Our study has a number of limitations. First, it is a retrospective study, although all antibiotic-related data were recorded prospectively. Second, our study is monocentric in a setting with relatively low resistance levels, and the impact of de-escalation may be different in other ecologies. Third, our ranking system of incremental Gram-negative antimicrobial activity is only one of many possible approaches. In previous papers focusing on the subject, ranking of antimicrobials by their spectrum of activity has proven to be difficult, resulting in conflicting definitions [34, 35]. Moreover, most prior observational studies do not provide the ranking of the treatments that was used, which makes interpretation and comparison difficult [9, 12, 13, 27]. Fourth, we lack information regarding the antibiotic exposition prior to ICU admission. However, keeping in mind that in the univariate analysis de-escalated patients had significantly shorter hospitalization duration before the initiation of the beta-lactam treatment and significantly less previous antibiotic exposure in the ICU, it is unlikely that prior antimicrobial consumption was higher in the de-escalated population. Finally, it is reasonable that different de-escalation strategies are not comparable with respect to patient outcome and impact on microbial ecology.
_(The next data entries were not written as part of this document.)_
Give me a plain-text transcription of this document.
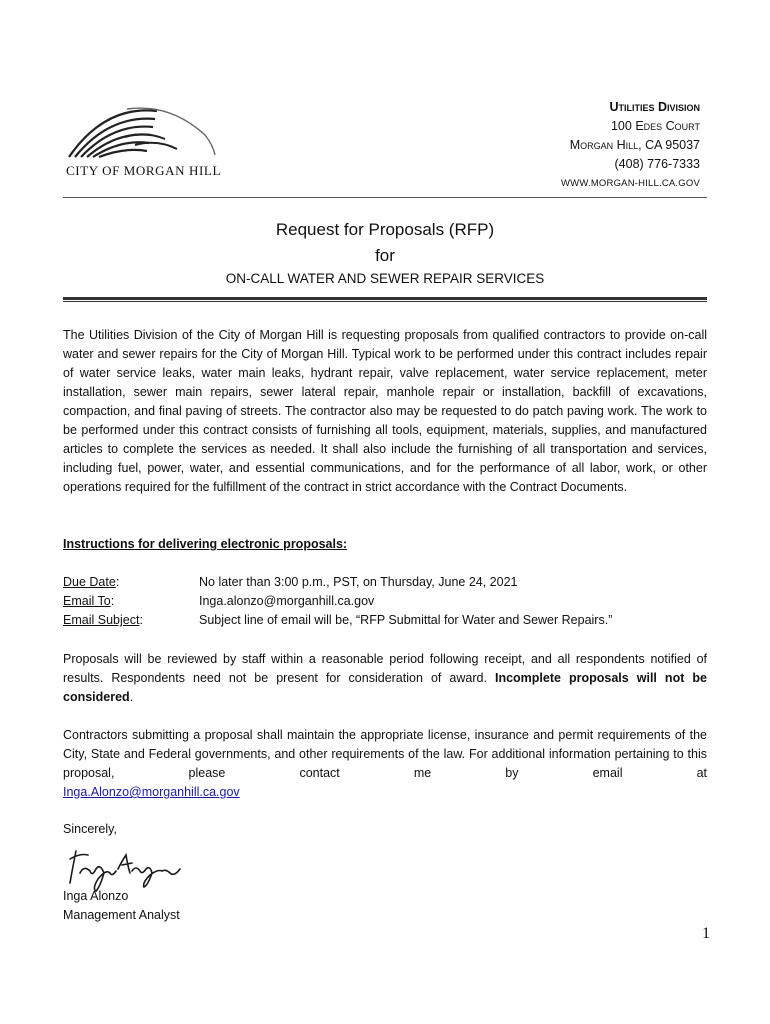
CITY OF MORGAN HILL
Utilities Division
100 Edes Court
Morgan Hill, CA 95037
(408) 776-7333
WWW.MORGAN-HILL.CA.GOV
Request for Proposals (RFP)
for
ON-CALL WATER AND SEWER REPAIR SERVICES
The Utilities Division of the City of Morgan Hill is requesting proposals from qualified contractors to provide on-call water and sewer repairs for the City of Morgan Hill. Typical work to be performed under this contract includes repair of water service leaks, water main leaks, hydrant repair, valve replacement, water service replacement, meter installation, sewer main repairs, sewer lateral repair, manhole repair or installation, backfill of excavations, compaction, and final paving of streets. The contractor also may be requested to do patch paving work. The work to be performed under this contract consists of furnishing all tools, equipment, materials, supplies, and manufactured articles to complete the services as needed. It shall also include the furnishing of all transportation and services, including fuel, power, water, and essential communications, and for the performance of all labor, work, or other operations required for the fulfillment of the contract in strict accordance with the Contract Documents.
Instructions for delivering electronic proposals:
Due Date:	No later than 3:00 p.m., PST, on Thursday, June 24, 2021
Email To:	Inga.alonzo@morganhill.ca.gov
Email Subject:	Subject line of email will be, “RFP Submittal for Water and Sewer Repairs.”
Proposals will be reviewed by staff within a reasonable period following receipt, and all respondents notified of results. Respondents need not be present for consideration of award. Incomplete proposals will not be considered.
Contractors submitting a proposal shall maintain the appropriate license, insurance and permit requirements of the City, State and Federal governments, and other requirements of the law. For additional information pertaining to this proposal, please contact me by email at
Inga.Alonzo@morganhill.ca.gov
Sincerely,
Inga Alonzo
Management Analyst
1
In conclusion, in our study population, de-escalation of anti-pseudomonal beta-lactam antibiotics, as performed by the replacement of antibiotic treatment by a more narrow-spectrum agent, was mainly driven by the presence of etiologic cultures. We did not observe a beneficial effect of de-escalation on the emergence of resistance. Consequently, we conclude that de-escalation should not be considered to be a safe strategy underpinning the unlimited empirical use of broad-spectrum therapy. Our results confirm the urgent need for a uniform definition on de-escalation and for future randomized controlled trials to determine the most optimal de-escalation strategy and, by extension, the most optimal antibiotic strategy for reducing overall antibiotic exposure and antimicrobial selection pressure.